My first scale project ...
Research 1: What to believe?
Like I said in my introduction, building the F.K.41 is a challenge.
The length of the fuselage has been quite a mystery. The Koolhoven
F.K41 and the licence produced Desoutter Mk.I were supposed to be
identical in construction (apart from some details). Yet, Koolhoven
documents specified span 10,50 m. and length 7,80 m; whereas articles
on Desoutter aircraft (some of them showing the Koolhoven built
G-AAGC) stated span 36 ft and length 27 ft (span 10,97 m. and length
8,23 m.).
When Desoutter received G-AAGC some modifications were made like
a lowered stabilizer. The Desoutter production had some more changes
like the shape of the wing tips which could be the reason for the
difference in span. Did Desoutter also lengthen the tail of Koolhoven's
design? On the other hand specifications in publications are known
to be wrong sometimes and these errors got repeated by other reporters.
What to believe?
According to this copy of a 1:25 drawing of a F.K.41 on floats, the length should be 7,67 m. which makes 7,80 plausible. The drawing is somewhat inaccurate, yet gives the best resemblance to G-AAGC, so I thought it to be the best choice for a base. (I also have a copy of an earlier Koolhoven drawing and a Desoutter drawing.)

Still, this drawing raised some more questions like the position of the wing, because in the side view the chord and profile is drawn far to big and the photograph below of the G-AAGC flying shows the wing a lot more forward.

With only the photographs as truthful reference I became a little obsessed in finding a way to reshape the photograph below into a perfect side view by neutralizing the perspective of the fuselage side. After a lot of experimenting with the tool Transform Perspective in Photoshop I figured it out. It did not entirely do what I was hoping for because the so called perspective was basicly a proportional transformation. Still, it was useful for checking hypotheses and in the end I was able to produce a non-perspective side view when I had the measures to adapt the photograph to. More on this transformation on the next page.
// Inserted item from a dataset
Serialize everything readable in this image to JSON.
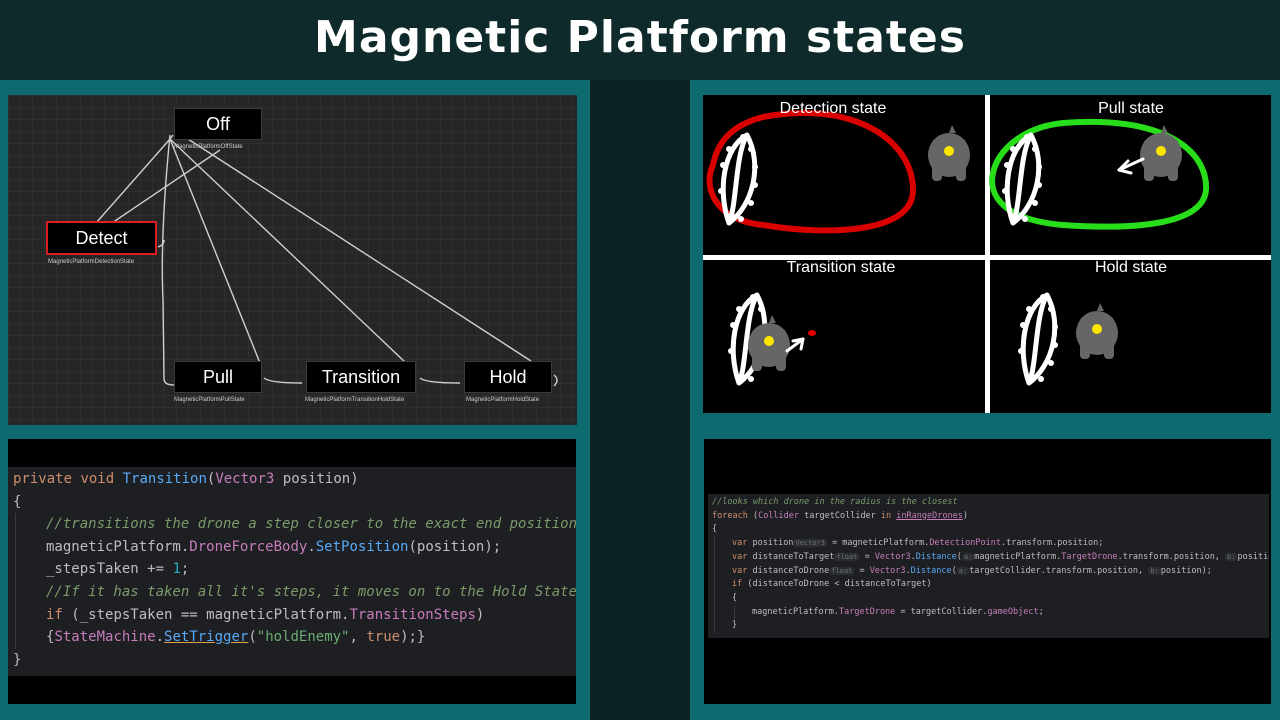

Because the Desoutter Mk.I of the Shuttleworth Collection is said to be 27 ft long (8,23 m.), I was led to believe that the Koolhoven production was not identical to the Desoutter production. This assumption kept me busy for a long time. The curator of the Koolhoven Aeroplanes Foundation however pointed out that a fundamental change in the design would have meant a complete recalculation of the structural forces for which Desoutter at the time lacked the expertise. So I had to investigate this notion as well; most importantly the distances between the formers as specified on a Desoutter construction drawing. The position of the wing I wondered about would follow from the position of the formers.
The heart-to-heart distances between the formers from firewall to
tailpost were: 750/400/650/700/700/700/700/700/700/602 mm.
(Yes, Desoutters were built using the metric system since its design
was Dutch.)
In my first Photoshop experiments on transforming the side view photograph,
the cabin formers already seemed to comply to this sequence. I first
checked whether the formers left and right of the door were indeed
at a 650 mm. distance, by measuring both wheels in the
original photograph and with help of the specified track width, calculate
what their size would be at the fuselage side. (The wheels were also
650 mm. diameter as I could read on the tyre when I enlarged the photograph.)
It turned out to be correct: the formers left and right of the door
were certainly not closer to each other than 650 mm.
Next I transformed the photograph
below, neutralized the perspective of the fuselage, to check whether the aft
cabin formers and the first tail formers were indeed at a same distance.
It all added up. In the same way I transformed a photograph of another
F.K.41 'in the bones' and concluded that all tail formers were at the
same
distance; except for the distance last former to tailpost which
complied to the last figure in the sequence.

So the curator was right: the basic fuselage construction of the Koolhoven F.K.41 and the licence built Desoutter Mk.I was identical. Now I could use the specified distances between the formers as a base.